During this time, everything seemed hard. Emotions were fragile and it would have been easy to just give in to despair. Yet in each situation God reminded me of three things:

  1. Keep an eternal perspective. 1 Peter 1:24 tells that us that all life is temporary – it fades like a flower. While we mourn loss, any loss is a stark reminder that we’ve been only given so many hours to live – so we must make the most of them. How do we do that? By keeping our sights set on the eternal. All our activities on earth will either fade like the flowers, or they will have eternal value. We are encouraged in Colossians to “Set our minds on things above, not earthly things.” It was those who set their minds on eternity and shared the love God with my mom many years ago that allow me to know that my mom, while no longer on this earth, is not gone, but simply has transitioned to be home with her true love – Jesus. We too can share that hope with others.

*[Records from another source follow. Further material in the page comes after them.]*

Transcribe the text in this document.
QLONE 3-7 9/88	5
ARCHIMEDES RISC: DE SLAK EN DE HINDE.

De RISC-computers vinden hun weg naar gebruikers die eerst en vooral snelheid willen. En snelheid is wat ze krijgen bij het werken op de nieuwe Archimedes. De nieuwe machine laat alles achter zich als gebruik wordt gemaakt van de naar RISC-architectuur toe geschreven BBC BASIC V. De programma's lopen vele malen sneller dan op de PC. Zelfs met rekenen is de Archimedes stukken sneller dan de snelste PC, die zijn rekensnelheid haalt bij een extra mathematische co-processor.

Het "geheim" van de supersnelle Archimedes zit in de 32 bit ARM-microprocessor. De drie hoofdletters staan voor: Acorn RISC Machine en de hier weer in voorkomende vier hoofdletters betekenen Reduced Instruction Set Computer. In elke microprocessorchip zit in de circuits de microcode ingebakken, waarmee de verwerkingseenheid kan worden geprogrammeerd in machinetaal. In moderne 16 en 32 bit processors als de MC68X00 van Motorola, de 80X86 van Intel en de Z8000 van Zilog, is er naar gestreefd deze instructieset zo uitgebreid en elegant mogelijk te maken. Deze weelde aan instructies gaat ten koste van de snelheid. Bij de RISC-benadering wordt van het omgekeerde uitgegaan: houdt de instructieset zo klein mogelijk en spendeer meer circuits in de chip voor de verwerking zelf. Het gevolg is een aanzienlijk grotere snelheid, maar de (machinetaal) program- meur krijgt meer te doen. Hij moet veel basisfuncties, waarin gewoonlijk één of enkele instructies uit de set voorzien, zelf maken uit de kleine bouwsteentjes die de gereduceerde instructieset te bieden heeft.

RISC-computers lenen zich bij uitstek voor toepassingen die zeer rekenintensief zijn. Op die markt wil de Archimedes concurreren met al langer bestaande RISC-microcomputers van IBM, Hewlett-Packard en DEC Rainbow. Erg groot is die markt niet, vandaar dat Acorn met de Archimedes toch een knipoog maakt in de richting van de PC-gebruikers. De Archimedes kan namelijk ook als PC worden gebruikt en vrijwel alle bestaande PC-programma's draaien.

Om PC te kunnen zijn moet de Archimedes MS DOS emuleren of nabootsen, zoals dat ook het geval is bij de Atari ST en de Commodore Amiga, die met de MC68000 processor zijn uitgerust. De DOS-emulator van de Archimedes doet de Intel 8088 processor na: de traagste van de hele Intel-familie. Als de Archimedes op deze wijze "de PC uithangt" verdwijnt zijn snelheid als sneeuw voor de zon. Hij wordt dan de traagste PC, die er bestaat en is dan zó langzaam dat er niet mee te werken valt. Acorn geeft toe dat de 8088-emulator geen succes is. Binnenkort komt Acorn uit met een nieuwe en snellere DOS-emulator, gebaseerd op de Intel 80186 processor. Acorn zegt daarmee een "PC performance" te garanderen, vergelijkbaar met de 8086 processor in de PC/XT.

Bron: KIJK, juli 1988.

  2. We are not alone. The thing that can discourage us the most is to believe that while we go through hardship no one can help us – or that we must go through the pain alone. It’s easy for us to internalize our pain and not want to share or even sometimes acknowledge what we are feeling. Pain and depression, like mold, tends to flourish in the darkness. While we can’t allow ourselves to dwell on our hurt, we also can’t deny it. By denying it, it grows within us like mold – and much like black mold it can do internal damage to the point we need reconstruction. As dark as it may seem at times, you are not alone – God is walking with you. He is not only with you, but can cover you. In Psalm 91:4, it states, “He will cover you with His feathers; you will take refuge under His wings. His faithfulness will be a protective shield.” While this may sound like protection from just outside forces, it can also apply to internal forces as well. As a loved one wraps their arm around you so you know you are loved, He will wrap His arms around you. He has also sent His Spirit to comfort us – John 14:16. When depressing thoughts came to mind, His spirit would remind me I am not alone. I could feel His presence and be guided by His words. Stay open to His Spirit, don’t let your heart grow cold, instead open your heart to His loving arms and allow Him to wrap you in His presence. For in His presence there is joy and strength.

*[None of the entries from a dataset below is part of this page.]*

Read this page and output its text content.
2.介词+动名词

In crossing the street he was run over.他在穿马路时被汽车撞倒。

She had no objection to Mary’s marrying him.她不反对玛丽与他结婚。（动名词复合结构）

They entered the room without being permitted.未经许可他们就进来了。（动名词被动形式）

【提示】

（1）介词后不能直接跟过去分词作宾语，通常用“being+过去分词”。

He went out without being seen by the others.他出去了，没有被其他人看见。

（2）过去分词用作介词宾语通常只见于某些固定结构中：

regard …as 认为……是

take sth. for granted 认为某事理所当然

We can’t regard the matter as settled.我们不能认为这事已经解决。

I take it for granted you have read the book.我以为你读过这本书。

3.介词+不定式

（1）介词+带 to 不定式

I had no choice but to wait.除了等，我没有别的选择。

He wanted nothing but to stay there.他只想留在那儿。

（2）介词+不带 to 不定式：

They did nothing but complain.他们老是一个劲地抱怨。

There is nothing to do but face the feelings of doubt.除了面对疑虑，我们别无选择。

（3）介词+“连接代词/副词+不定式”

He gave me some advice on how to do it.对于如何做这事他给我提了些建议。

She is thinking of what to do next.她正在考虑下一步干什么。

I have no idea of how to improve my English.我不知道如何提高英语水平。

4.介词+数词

  3. Our hardship can be used for His Glory. Even in the darkest times, if we are open to His Spirit God will allow us to be a vessel for His glory. When we visited Kelly’s grandfather in hospice, it was beautiful to see God work through her. Yes, she was grieving and it was hard, but her sensitivity to the lead of the Spirit allowed her to encourage others and share hope. Also, the experience of my mom’s passing has allowed me to come along side others who know the same pain. In times of grief it is difficult see opportunities that God places before you – and even when He does – the thought of reaching out to others can seem overwhelming. However, when we are open to His leading, it not only allows us to share in one another’s burdens, but it also brings healing to us.

 

Just remember, while there is a time to mourn, and we all mourn differently, it is not God’s desire to turn our mourning into despair. He truly understands how we feel – we know this because He had to give up His only begotten Son – and He also desires greatly to comfort us in times of loss. Stay open to His Spirit’s gentle nudging. Try keeping an eternal perspective, know that you are not alone, and be open to understanding that even hardship can provide opportunity to glorify God through helping others. Hard times don’t have to turn into hopelessness, instead they can be opportunities to grow deeper in your relationship with the Father. If you have dealt with hardship recently, I hope this encourages you.